Lastly, defendant contends that the trial court violated his right to due process by erroneously instructing the jury on the theory of complicity. We find no error.

The jury was instructed in accordance with the pattern jury instructions for complicity. See COLJI-Crim. No. 6:04 (1983). We conclude that the decision of our supreme court in People v. Wheeler, 772 P.2d 101 (Colo.1989) and this court’s decisions in People v. Close, 867 P.2d 82 (Colo.App.1993) and People v. Robinson, 874 P.2d 453 (Colo.App.1993) are dispositive of defendant’s arguments.

The judgments of conviction are reversed, and the cause is remanded for a new trial.

RULAND, J., concurs. METZGER, J., dissents.





Dissenting Opinion

Judge METZGER

dissenting.

Because the facts contained in the defendant’s offer of proof were irrelevant to the issues before the jury, I believe that the trial court did not abuse its discretion in rejecting the proffered testimony. Therefore, I respectfully dissent from Part I of the majority opinion.

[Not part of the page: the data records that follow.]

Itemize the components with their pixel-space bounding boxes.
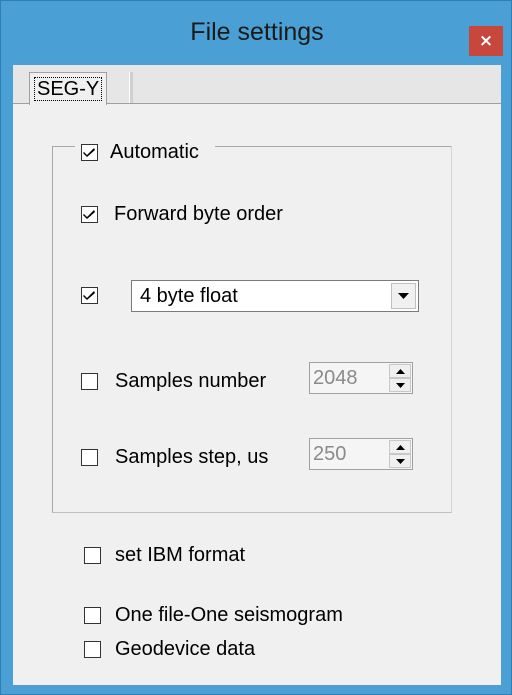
spin-up-icon[interactable] [389,364,411,378]
format-checkbox[interactable] [81,287,98,304]
file-settings-window: File settings × SEG-Y Automatic Forward … [0,0,512,695]
samples-step-spinner[interactable]: 250 [309,438,413,470]
samples-number-checkbox[interactable] [81,373,98,390]
set-ibm-format-label: set IBM format [115,544,246,566]
samples-number-label: Samples number [115,370,267,392]
samples-number-value[interactable]: 2048 [310,367,389,390]
samples-number-spinner[interactable]: 2048 [309,362,413,394]
samples-step-checkbox[interactable] [81,449,98,466]
tab-seg-y[interactable]: SEG-Y [29,72,108,105]
close-button[interactable]: × [469,26,503,56]
forward-byte-order-row[interactable]: Forward byte order [81,203,283,226]
samples-number-row[interactable]: Samples number [81,370,266,393]
samples-step-spin-buttons [389,440,411,468]
forward-byte-order-label: Forward byte order [114,203,283,225]
geodevice-data-checkbox[interactable] [84,641,101,658]
samples-step-value[interactable]: 250 [310,443,389,466]
title-bar[interactable]: File settings × [1,1,512,65]
set-ibm-format-checkbox[interactable] [84,547,101,564]
samples-number-spin-buttons [389,364,411,392]
checkmark-icon [83,147,95,157]
spin-up-icon[interactable] [389,440,411,454]
checkmark-icon [83,291,95,300]
checkmark-icon [83,210,95,219]
samples-step-label: Samples step, us [115,446,269,468]
tab-strip: SEG-Y [13,65,501,105]
tab-separator [129,72,133,103]
chevron-down-icon[interactable] [391,283,416,309]
window-title: File settings [190,18,324,46]
samples-step-row[interactable]: Samples step, us [81,446,268,469]
one-file-one-seismogram-row[interactable]: One file-One seismogram [84,604,343,627]
dialog-client-area: SEG-Y Automatic Forward byte order 4 byt… [13,65,501,685]
format-selected-value: 4 byte float [140,284,238,307]
spin-down-icon[interactable] [389,378,411,392]
automatic-checkbox[interactable] [81,143,98,161]
automatic-label: Automatic [110,140,199,163]
format-dropdown[interactable]: 4 byte float [131,280,419,312]
format-row [81,287,98,304]
tab-seg-y-label: SEG-Y [34,77,103,101]
spin-down-icon[interactable] [389,454,411,468]
automatic-checkbox-row[interactable]: Automatic [75,141,215,163]
geodevice-data-row[interactable]: Geodevice data [84,638,255,661]
one-file-one-seismogram-checkbox[interactable] [84,607,101,624]
set-ibm-format-row[interactable]: set IBM format [84,544,245,567]
one-file-one-seismogram-label: One file-One seismogram [115,604,343,626]
geodevice-data-label: Geodevice data [115,638,256,660]
forward-byte-order-checkbox[interactable] [81,206,98,223]
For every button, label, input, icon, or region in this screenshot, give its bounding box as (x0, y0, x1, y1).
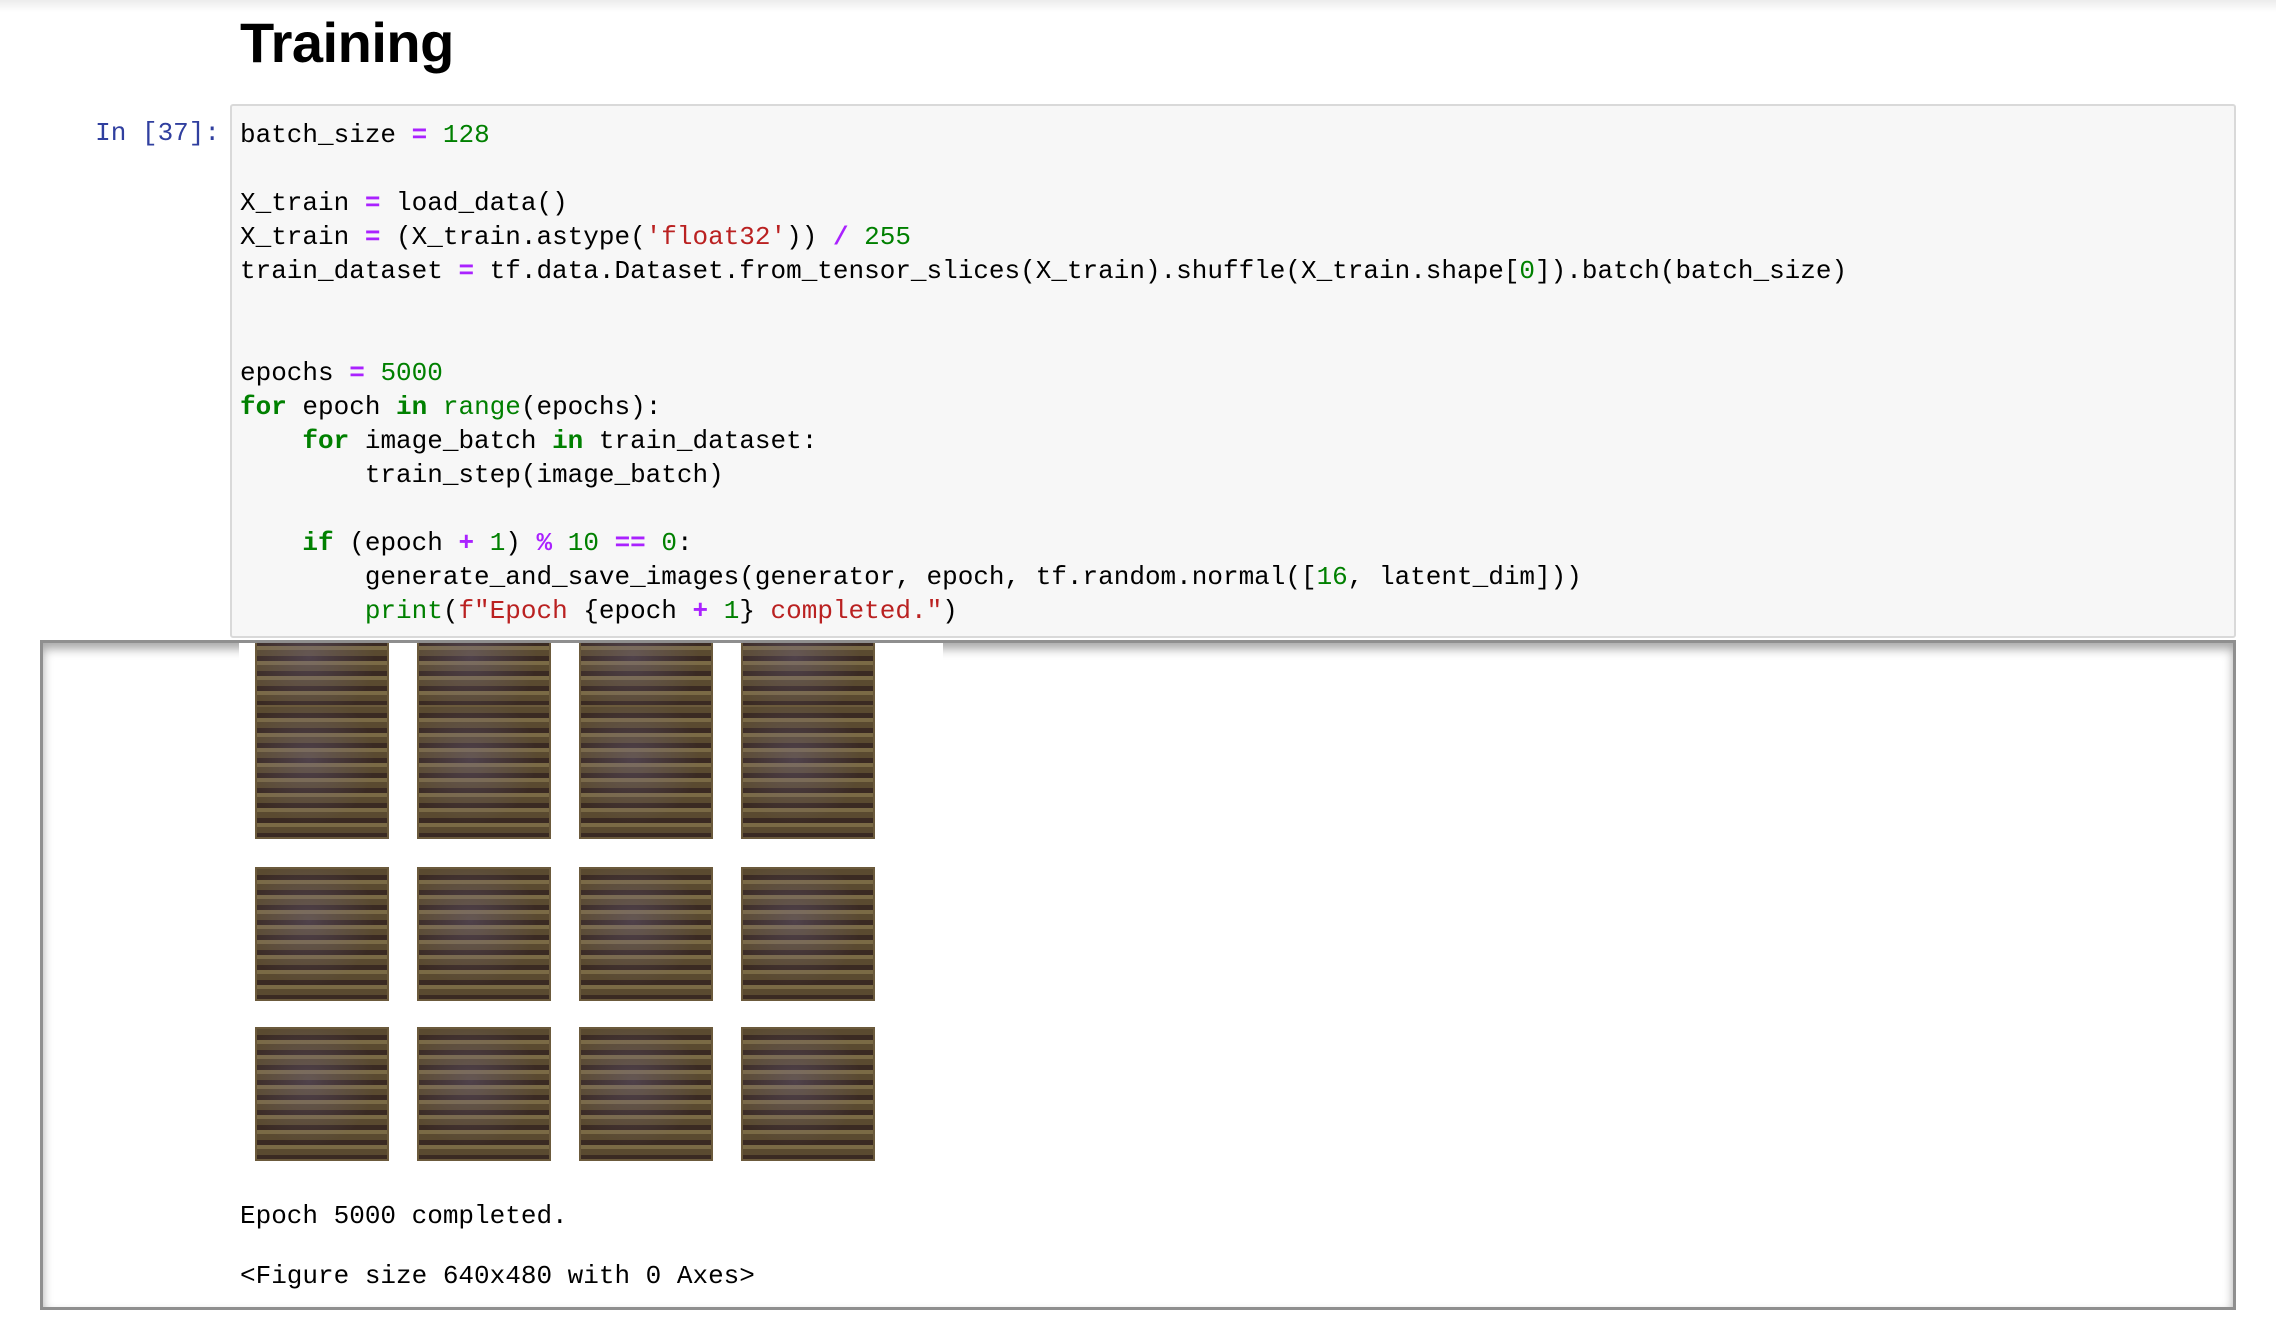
code-line: epochs = 5000 (240, 358, 443, 388)
code-line: generate_and_save_images(generator, epoc… (240, 562, 1582, 592)
generated-image-tile (417, 705, 551, 839)
generated-image-tile (255, 705, 389, 839)
generated-image-tile (741, 867, 875, 1001)
code-line: for image_batch in train_dataset: (302, 426, 818, 456)
generated-image-tile (255, 1027, 389, 1161)
code-line: X_train = load_data() (240, 188, 568, 218)
code-line: if (epoch + 1) % 10 == 0: (302, 528, 693, 558)
code-cell[interactable]: batch_size = 128 X_train = load_data() X_t… (230, 104, 2236, 638)
generated-image-tile (579, 1027, 713, 1161)
generated-image-tile (417, 867, 551, 1001)
generated-image-tile (417, 1027, 551, 1161)
code-line: train_step(image_batch) (240, 460, 724, 490)
code-line: for epoch in range(epochs): (240, 392, 662, 422)
generated-image-tile (741, 1027, 875, 1161)
generated-image-tile (255, 867, 389, 1001)
figure-size-text: <Figure size 640x480 with 0 Axes> (240, 1261, 755, 1291)
section-heading: Training (240, 11, 454, 74)
output-area[interactable]: Epoch 5000 completed. <Figure size 640x4… (40, 640, 2236, 1310)
code-line: train_dataset = tf.data.Dataset.from_ten… (240, 256, 1848, 286)
code-line: X_train = (X_train.astype('float32')) / … (240, 222, 911, 252)
code-editor[interactable]: batch_size = 128 X_train = load_data() X_t… (240, 118, 1847, 628)
generated-image-tile (579, 705, 713, 839)
code-line: batch_size = 128 (240, 120, 490, 150)
epoch-completed-text: Epoch 5000 completed. (240, 1201, 568, 1231)
generated-image-tile (741, 705, 875, 839)
generated-image-tile (579, 867, 713, 1001)
code-line: print(f"Epoch {epoch + 1} completed.") (364, 596, 958, 626)
generated-images-figure (239, 643, 943, 1177)
cell-prompt: In [37]: (95, 118, 220, 148)
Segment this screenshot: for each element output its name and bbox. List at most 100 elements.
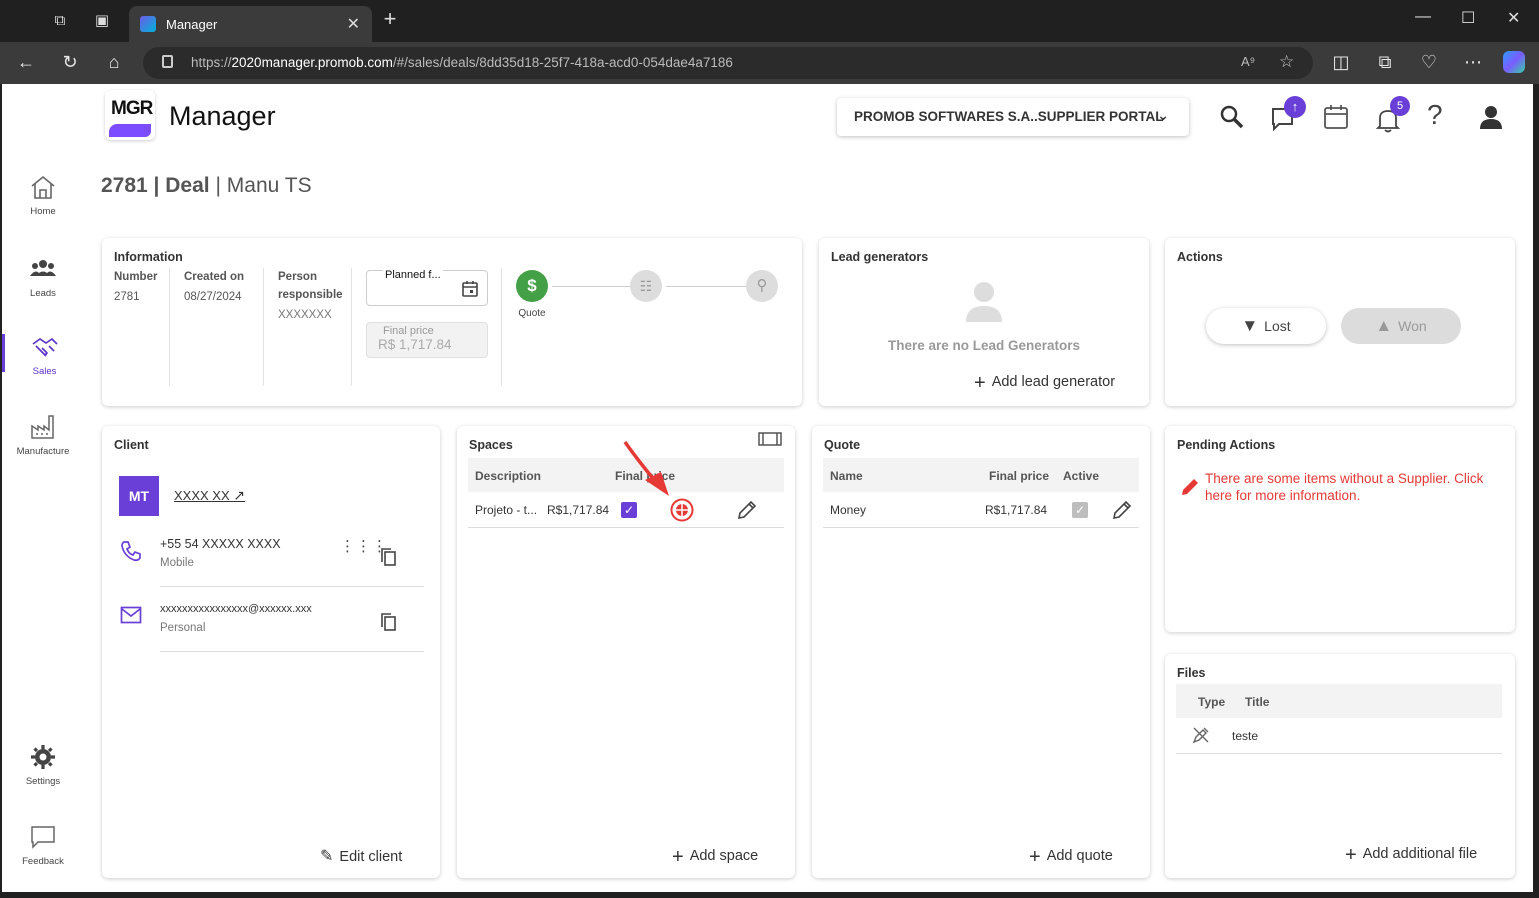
- thumbs-up-icon: ▲: [1375, 316, 1393, 335]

CRE 401 defines relevant evidence as that “having any tendency to make the existence of any fact that is of consequence to the determination of the action more probable or less probable than it would be without the evidence.” The determination of relevance rests in the sound discretion of the trial court. See People v. Carlson, 712 P.2d 1018 (Colo.1986).

In this case, defendant was charged with two counts of theft of $10,000 or more. The *617first theft allegedly occurred between May 5 and 15,1988. The second allegedly occurred between May 11 and 12, 1988.

On May 4, 1988, Nordic Title had entered into a contract with its underwriter, the effect of which was to terminate immediately the underwriting agreement between the two. Defendant concedes that the effect of that contract was to put Nordic Title out of business. However, the contract did permit Nordic Title to complete two pending transactions. Those two transactions formed the basis of the charges against defendant.

The offer of proof made by defendant’s attorney is:

I would just, as an offer of proof, say that some time in the summer of 1988, [defendant’s wife] did come to him. He was her attorney, she was crying, she was upset, she was suicidal. She wanted to turn herself in to the police and when he further questioned her, she said that she had been writing checks from the escrow account into the operating account to. try to keep the business afloat and there were shortages in the escrow account as a result of that; that she did all of this behind her husband, Kyle Ambrose’s, back, that he didn’t know about any of it, and [the attorney] then advised her to talk to a criminal lawyer and that she took that advice.

This offer of proof deals only with actions defendant’s wife took before Nordic Title effectively closed on May 4, 1988. It refers to her motivation to “keep the business afloat.” No reference is made to any actions she may have taken, or any knowledge defendant may or may not have had of her conduct, after that date.

The issue at trial was what knowledge, if any, defendant had regarding the status of the Nordic Title escrow account for the two transactions that occurred between May 5 and 15, 1988. Thus, what defendant’s wife may or may not have told the attorney about her check-writing practices before May 5 has nothing to do with the main issue in the case.

The trial court implicitly determined that the proffered testimony was irrelevant. Since the determination of relevance rests in the discretion of the court, People v. Carlson, supra, and since the record supports that implicit determination, I would hold that the trial court did not abuse its discretion in rejecting the proffered testimony. Henee, I would affirm defendant’s conviction.